I tell my friend, my sister has started working for the census, and she sneers that it [the census] seems like such a waste of money. “Do you know how much it costs for each household? $1000,” she says. I ask if that means for paper and to pay the enumerators [census workers who go door to door] and desk clerks like my sister; she supposes. She argues with her phone, which seems to be frozen or dead. “How is the pie?” She seems changed, my friend, like too much leisure has left her retired from life. Later, when I am dreaming of fjords and greasy seagulls, I wonder what she believes in above all else. Her new nephew. New York City. I think she does me, but maybe only sometimes. In New York City, she is sheltered from all of this, and rarely leaves, like an old recluse who’s shut herself off from the world and doesn’t answer the knock when the enumerators come to call. She shows me a picture of her nephew on her phone when I slip into talking about grading research papers.

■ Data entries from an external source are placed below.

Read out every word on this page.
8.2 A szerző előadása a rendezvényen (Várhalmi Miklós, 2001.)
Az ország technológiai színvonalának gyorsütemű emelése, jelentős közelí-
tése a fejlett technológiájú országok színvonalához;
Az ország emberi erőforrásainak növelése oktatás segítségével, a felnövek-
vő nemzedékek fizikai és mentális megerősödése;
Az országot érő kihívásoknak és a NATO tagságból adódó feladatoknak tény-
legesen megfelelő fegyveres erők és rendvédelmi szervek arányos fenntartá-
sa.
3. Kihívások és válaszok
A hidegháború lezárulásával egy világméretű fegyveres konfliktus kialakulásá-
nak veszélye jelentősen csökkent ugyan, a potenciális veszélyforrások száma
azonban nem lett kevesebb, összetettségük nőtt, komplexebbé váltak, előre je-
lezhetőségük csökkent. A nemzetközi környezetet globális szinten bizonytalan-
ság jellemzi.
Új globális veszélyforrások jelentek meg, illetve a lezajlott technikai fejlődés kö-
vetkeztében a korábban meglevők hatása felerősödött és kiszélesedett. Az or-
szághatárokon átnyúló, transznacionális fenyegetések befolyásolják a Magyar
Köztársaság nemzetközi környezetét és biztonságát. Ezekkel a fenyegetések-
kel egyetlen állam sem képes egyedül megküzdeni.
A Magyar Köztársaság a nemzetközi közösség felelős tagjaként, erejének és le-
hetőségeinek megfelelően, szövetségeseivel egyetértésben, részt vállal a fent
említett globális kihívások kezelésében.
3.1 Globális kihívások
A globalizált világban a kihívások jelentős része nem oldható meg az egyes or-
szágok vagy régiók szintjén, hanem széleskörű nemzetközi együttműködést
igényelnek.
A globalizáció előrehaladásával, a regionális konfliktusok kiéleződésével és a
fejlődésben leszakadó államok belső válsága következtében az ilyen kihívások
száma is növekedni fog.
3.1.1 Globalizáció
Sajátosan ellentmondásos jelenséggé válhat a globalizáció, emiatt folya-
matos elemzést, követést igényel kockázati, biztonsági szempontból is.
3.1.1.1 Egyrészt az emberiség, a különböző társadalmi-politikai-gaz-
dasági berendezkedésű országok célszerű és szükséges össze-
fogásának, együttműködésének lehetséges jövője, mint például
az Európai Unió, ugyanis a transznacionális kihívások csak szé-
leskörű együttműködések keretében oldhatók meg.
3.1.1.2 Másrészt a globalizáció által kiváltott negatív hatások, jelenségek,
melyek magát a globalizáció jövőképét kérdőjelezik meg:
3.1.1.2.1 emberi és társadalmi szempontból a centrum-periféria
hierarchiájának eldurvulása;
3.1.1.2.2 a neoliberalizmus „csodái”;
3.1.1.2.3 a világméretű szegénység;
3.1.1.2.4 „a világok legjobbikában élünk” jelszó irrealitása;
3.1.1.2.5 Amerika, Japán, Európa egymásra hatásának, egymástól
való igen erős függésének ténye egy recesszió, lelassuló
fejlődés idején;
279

When I drive her home through the dark, sleepy suburban streets, my friend, she says, “I don’t know how you can live here.” I think it scares her, my friend, these people out here, outside of the city with its glittering illusions, out here in the suburbs, where there are only hedges but no funds. We embrace, and she slips from my arms out the car, blurring into the darkness and the storm. It is an oft-repeated dance, and all the other times we have hugged when I’ve dropped her off at her parents’ are painted underneath this most recent print; but those earlier prints become fainter each time.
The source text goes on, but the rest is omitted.